IRS Provides Guidance on SECURE 2.0 Act Matching Contributions for Qualified Student Loan Payments

August 28, 2024

On August 19, 2024, the IRS released Notice 2024-63, which provides interim guidance pursuant to the SECURE 2.0 Act for employers that want to provide matching contributions based on eligible student loan payments made by participating employees.

In brief, among many other changes to retirement plan rules, SECURE 2.0 permits employers to amend their 401(k), 403(b), 457(b), and SIMPLE IRA plans to make matching contributions with respect to qualified student loan payments (QSLPs) for plan years beginning after December 31, 2023.

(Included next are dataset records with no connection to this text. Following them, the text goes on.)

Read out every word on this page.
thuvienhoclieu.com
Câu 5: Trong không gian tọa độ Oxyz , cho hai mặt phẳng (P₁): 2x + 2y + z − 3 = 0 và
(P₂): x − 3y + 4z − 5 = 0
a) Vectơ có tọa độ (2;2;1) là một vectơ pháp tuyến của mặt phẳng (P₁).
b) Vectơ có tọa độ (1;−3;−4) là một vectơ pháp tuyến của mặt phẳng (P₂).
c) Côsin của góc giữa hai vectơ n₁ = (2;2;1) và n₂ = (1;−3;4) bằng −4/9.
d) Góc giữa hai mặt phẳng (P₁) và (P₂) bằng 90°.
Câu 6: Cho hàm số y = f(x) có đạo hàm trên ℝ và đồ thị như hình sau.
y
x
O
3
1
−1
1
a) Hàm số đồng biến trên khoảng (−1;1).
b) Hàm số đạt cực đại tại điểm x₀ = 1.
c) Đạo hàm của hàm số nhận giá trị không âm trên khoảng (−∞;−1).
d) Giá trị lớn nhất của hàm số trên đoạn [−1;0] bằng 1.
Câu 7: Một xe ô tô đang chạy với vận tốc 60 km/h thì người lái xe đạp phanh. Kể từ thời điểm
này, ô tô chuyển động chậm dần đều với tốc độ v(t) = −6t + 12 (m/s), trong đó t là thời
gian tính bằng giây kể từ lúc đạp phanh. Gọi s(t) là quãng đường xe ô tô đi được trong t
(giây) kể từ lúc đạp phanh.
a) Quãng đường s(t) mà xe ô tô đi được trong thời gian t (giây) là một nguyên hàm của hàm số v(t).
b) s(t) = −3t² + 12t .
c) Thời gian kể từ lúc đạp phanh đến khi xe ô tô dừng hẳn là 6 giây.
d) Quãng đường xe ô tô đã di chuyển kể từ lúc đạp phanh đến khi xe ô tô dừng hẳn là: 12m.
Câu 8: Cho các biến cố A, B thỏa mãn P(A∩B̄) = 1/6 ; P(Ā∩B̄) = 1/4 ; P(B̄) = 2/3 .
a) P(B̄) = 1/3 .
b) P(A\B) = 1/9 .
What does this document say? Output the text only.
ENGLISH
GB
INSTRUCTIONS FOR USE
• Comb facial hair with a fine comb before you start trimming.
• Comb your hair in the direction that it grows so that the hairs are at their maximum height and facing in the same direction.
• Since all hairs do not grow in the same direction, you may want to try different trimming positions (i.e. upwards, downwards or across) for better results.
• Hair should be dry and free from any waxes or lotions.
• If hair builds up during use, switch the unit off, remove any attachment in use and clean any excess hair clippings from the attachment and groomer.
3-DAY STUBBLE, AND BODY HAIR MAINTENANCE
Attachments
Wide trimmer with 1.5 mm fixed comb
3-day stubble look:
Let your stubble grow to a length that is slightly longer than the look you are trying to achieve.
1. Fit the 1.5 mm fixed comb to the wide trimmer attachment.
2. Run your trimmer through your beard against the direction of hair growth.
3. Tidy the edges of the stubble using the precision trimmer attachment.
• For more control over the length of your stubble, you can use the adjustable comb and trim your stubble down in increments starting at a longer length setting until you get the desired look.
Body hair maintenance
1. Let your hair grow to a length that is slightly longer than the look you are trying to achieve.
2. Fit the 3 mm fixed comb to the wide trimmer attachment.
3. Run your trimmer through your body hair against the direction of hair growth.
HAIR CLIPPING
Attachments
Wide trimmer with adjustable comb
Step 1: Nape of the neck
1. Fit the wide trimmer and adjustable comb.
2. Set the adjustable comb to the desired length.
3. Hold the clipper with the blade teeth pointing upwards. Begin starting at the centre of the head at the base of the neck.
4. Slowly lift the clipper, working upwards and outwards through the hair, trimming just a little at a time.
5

The notice addresses various plan administration issues related to matching contributions and QSLPs, such as:

  • What qualifies as a QSLP: Generally, a payment made by an employee – who must also be a loan signer or cosigner – during a plan year to repay qualified education loans used for the higher education expenses of the employee, their spouse, or their dependent.
  • Dollar and timing limitations: The total amount to take into account for matching contributions may not exceed the lesser of 1) the annual deferral limit in effect for the year (e.g., $23,000 for 2024) or 2) the employee’s compensation. Furthermore, matching contributions must be based on qualified education loan payments made within the same plan year.
  • Certification requirements: Plans can require separate certifications for each or allow for a single annual certification. Certifications must specify payment amounts, payment dates, proof of payment, that the loan is for qualified education expenses, and that the employee incurred the loan.
  • Reasonable matching contribution procedures: Plans may establish reasonable administrative procedures to implement QSLP match features, including but not necessarily limited to having a single claim deadline for a plan year or multiple deadlines for claim submissions, provided that each deadline is reasonable under all relevant facts and circumstances. The guidance indicates that an annual deadline that is three months after the end of a plan year will be deemed reasonable.
  • Special nondiscrimination testing relief: Plans may choose to apply separate Actual Deferral Percentage tests for employees who receive QSLP matches and those who do not receive QSLP matches. The guidance also provides several methods that plan sponsors can use to apply these tests.

While the notice applies for plan years beginning after December 31, 2024, employers can rely on it for plan years beginning in 2024 as an example of a good faith, reasonable interpretation of these changes made by the SECURE 2.0 Act.

Notice 2024-63

PPI Benefit Solutions does not provide legal or tax advice. Compliance, regulatory and related content is for general informational purposes and is not guaranteed to be accurate or complete. You should consult an attorney or tax professional regarding the application or potential implications of laws, regulations or policies to your specific circumstances.